8.11.2011

a fairytale ending

in the dark ocean of the night, the moon stands, a lone fisherman.
the waters around him thick with their stillness.
his moonlight net cast out to gather the whole night,
to contain it,
but it cannot be done.
the secrets it knows, infinite.
its bounds, shifty.
what lies at the edge of the darkness?
beyond the fisherman's net?
a vastness incomprehensible to even the fisherman himself,
who is blind to all without his net.
but this is the justification for breath,
that we are small.
that the moon's bright and glowing web, too, is small.
and then, just as you begin to feel that you might know the night,
that you watched the fisherman as an apprentice would his master and may be wiser,
the night is stolen by the light.
the fisherman's net comes up empty and you are left with your questions.
the fisherman leaves slowly, betraying nothing, neither regret nor hope.
his departure swollen with some age-old story that only he and the night know.

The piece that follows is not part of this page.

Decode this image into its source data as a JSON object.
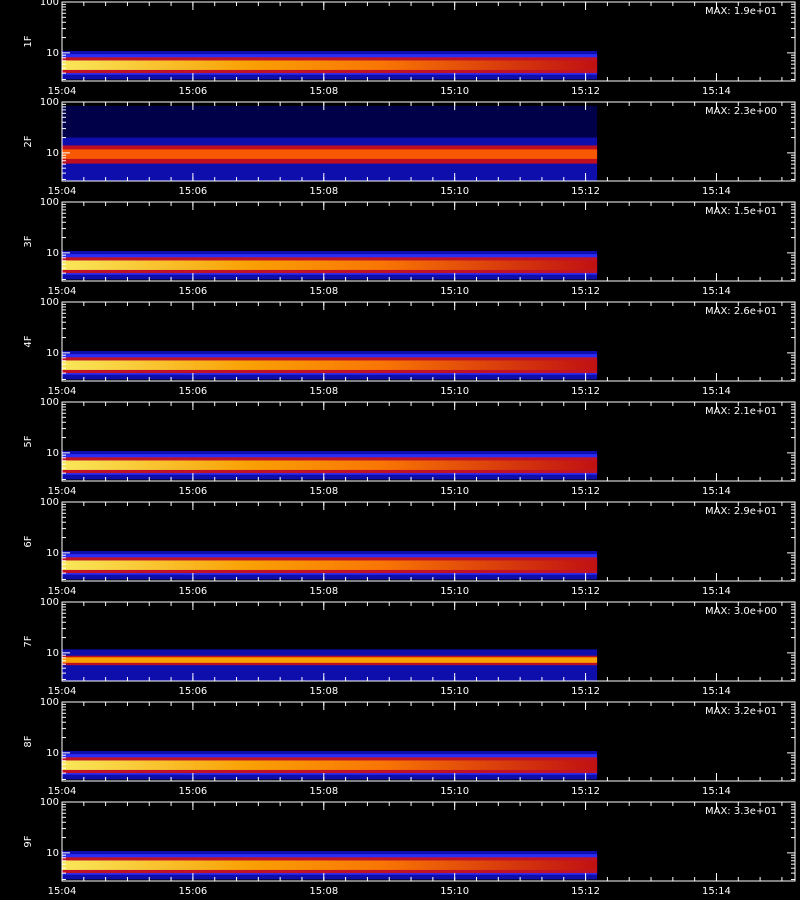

the sole certain thing is that the two will meet again,
like old friends for whom the joke never gets old and the competition never wears.
and you will chance upon them as they share secrets and stories,
and you will try to understand their youthfulness when every meeting is the same--
the fisherman always drawing in his barren net,
as if the peace he finds is in the act of casting it out instead of in success.
there is comfort in its emptiness,
as if it proves the night's secrets to be true.
and so,
he will always test his friend's honesty--
to keep the balance,
and the bet even,
and all the rest in suspense over the curiosity of the vastness,
and the moments between the fisherman and his sea.